Türk müzecilik tarihinde önemli bir yeri olan bu idare hizmetine gençliğinden emekliliğine kadar bütün bir ömrü veren T. Öz, pek çok hatıralara sahipti. Bunlardan Atatürk ile ilgili olanlarını Belleten’deki bazı yazılarında yayınlamıştı[35]. Esas hatıralarına dair notlarını temize çekilip yayına hazırlanmak üzere İstanbul Üniversitesi Tıp Fakültesi, Tıp Tarihi Kürsüsü Başkanı Prof. Dr. Bedi Şehsuvaroğlu’na vermişti.
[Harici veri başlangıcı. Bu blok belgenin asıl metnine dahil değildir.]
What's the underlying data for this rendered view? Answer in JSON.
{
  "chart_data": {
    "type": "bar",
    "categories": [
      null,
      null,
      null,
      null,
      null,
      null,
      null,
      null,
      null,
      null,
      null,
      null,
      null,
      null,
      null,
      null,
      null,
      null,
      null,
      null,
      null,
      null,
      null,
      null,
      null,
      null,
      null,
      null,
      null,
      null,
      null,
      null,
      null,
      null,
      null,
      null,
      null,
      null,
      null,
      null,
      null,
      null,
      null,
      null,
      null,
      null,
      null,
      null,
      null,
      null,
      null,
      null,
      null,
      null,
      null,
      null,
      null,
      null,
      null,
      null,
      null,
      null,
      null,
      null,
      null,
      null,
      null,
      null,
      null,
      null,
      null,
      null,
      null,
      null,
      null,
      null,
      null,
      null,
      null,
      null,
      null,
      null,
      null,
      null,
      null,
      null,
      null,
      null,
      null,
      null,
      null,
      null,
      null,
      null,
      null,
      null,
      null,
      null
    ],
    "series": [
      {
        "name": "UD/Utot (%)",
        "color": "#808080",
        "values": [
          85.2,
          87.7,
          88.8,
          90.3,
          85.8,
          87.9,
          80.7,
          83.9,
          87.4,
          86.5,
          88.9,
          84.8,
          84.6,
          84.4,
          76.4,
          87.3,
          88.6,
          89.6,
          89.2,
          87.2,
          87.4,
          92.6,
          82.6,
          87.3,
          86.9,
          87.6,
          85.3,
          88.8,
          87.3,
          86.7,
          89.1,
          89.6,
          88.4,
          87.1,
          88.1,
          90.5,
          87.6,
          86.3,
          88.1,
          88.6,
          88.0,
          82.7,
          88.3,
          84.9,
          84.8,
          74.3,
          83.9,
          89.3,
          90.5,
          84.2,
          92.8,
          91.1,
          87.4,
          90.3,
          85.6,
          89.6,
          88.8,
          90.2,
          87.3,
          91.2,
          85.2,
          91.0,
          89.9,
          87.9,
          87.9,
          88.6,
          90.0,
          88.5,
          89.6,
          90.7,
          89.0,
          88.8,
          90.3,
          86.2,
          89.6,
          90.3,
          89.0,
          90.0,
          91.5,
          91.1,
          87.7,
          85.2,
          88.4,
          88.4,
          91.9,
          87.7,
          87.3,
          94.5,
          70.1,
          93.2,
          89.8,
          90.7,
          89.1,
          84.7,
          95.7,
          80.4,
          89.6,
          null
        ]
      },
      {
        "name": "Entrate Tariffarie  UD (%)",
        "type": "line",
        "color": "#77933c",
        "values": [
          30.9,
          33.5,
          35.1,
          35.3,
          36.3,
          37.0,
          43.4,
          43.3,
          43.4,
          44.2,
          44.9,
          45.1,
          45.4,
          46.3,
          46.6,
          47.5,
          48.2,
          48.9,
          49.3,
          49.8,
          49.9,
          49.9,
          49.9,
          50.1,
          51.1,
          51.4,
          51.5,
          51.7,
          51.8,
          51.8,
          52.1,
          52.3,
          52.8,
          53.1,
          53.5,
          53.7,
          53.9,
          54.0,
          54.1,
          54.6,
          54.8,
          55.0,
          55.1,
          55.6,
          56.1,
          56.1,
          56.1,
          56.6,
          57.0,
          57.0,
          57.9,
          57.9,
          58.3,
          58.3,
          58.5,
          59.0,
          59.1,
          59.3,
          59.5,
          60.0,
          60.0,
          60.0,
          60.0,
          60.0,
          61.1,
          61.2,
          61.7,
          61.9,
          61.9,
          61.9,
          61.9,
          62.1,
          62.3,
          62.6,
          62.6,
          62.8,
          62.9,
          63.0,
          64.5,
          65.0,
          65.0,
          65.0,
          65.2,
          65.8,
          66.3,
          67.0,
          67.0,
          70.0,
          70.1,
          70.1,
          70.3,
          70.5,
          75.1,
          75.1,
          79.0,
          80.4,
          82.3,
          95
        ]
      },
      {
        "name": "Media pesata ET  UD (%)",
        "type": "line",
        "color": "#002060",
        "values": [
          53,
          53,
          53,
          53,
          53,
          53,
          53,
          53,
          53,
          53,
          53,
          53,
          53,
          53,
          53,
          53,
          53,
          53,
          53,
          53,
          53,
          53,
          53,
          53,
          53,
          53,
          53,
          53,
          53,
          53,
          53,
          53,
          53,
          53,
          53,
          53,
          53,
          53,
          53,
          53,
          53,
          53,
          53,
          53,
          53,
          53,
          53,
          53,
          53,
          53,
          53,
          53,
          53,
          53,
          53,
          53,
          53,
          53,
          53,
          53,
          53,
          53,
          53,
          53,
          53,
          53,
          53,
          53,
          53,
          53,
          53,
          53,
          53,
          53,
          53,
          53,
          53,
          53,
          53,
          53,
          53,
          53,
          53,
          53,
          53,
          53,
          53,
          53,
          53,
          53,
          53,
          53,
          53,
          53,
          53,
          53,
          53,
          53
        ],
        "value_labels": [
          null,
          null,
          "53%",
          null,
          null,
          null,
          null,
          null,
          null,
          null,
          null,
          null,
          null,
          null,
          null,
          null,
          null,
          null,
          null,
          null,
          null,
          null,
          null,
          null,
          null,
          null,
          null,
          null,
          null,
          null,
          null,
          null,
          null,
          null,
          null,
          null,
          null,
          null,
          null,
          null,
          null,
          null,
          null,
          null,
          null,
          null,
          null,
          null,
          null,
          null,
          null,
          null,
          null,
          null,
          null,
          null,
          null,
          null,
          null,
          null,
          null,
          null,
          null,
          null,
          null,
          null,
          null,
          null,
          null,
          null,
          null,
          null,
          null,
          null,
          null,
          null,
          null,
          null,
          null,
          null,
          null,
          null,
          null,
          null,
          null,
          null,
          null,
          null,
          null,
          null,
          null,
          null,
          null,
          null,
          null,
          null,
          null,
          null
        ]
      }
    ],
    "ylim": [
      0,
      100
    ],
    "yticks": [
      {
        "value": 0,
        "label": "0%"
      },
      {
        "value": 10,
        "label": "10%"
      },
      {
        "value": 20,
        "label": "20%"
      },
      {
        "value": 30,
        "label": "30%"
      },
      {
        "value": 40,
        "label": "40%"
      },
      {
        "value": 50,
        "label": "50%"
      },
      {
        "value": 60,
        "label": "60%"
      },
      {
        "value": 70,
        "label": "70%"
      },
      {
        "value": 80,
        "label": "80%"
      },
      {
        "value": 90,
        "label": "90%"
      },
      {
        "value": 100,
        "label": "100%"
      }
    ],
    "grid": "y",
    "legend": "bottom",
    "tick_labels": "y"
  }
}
Türk müzecilik tarihi bakımından değeri çok büyük olan bu hatıraların yayınlanması şüphe yok ki hatıra sahibinin ruhunu şâd edeceği gibi, kültür tarihimize de büyük bir hizmet olacaktır.
***
T. Öz, yetişmesi bakımından bir müzeci ve sanat tarihçisi değildi. Osmanlı İmparatorluğunun son yıllarında yetişmiş Türk idarecilerinin sonuncularındandı. Bu bakımdan onda İmparatorluk idarecilerinin çoğunda raslanan bazı idareci meziyetleri bulunuyordu. Yıllarca Topkapı Sarayı müzesi gibi çok önemli bir tarih ve sanat merkezini otorite ve anlayış ile yürütmüş[36], bir taraftan da bakılması ve yaşatılması gerçekten çok zor olan bu büyük kompleksi kurtarmak yolunda gayretler harcamıştır. T. Öz’ün herşeyden önce, Topkapı Sarayı ile İstanbul türbelerinin kurtulmasına çok büyük himmeti geçmiş bir idareci olarak, Türk Tarihi ve sanatının ona minnettarlığı sonsuzdur. Eserlerine gelince, bunların düzen ve yazılışlarında yazarın bu sahanın içinden yetişmediği için usul eksikliği ve aksamalar bulunuyordu. Fakat bilhassa Türk iç süsleme sanatları ve küçük sanatlarına gösterdiği büyük ilgi, büyük sanat dallarının dışında kaldığından ihmale uğrayan bu dalların tanınmasında çok büyük bir hizmet olmuştur. T. Öz otoriter, hatta bazen sert bir idareci olmakla beraber mücadeleci bir sanatseverdi[37]. Yıllarca Gayrimenkul Eski Eserler ve Anıtlar Yüksek Kurul’unda bu mücadelesini sürdürdüğüne, aynı Kurulun 1958’den itibaren üyesi olan bu satırların yazan da şahit olmuştur. Her şeyin üstünde sevgi ve saygı duyduğu Türk sanatının ve onun irili ufaklı her çeşit eserinin yaşatılmasının tek gayesi olduğu davranışlarında, konuşmalarında ve sayıları yüzleri bulan dergi ve gazetelerdeki yazılarında açıkça belli oluyordu. Bilhassa bu sonuncularla geniş okuyucu kitlesine eski eserleri tanıtmaya, onlan sevdirip onlara karşı saygı duymaya alıştırmağa çabalamıştı. Türk sanat tarihine hizmetleri inkâr edilemeyecek olan Tahsin öz, bu dünyadan ayrıldı fakat adını hatıralarda tutacak şeyler bıraktı. Allah’ın Rahmeti üzerine olsun.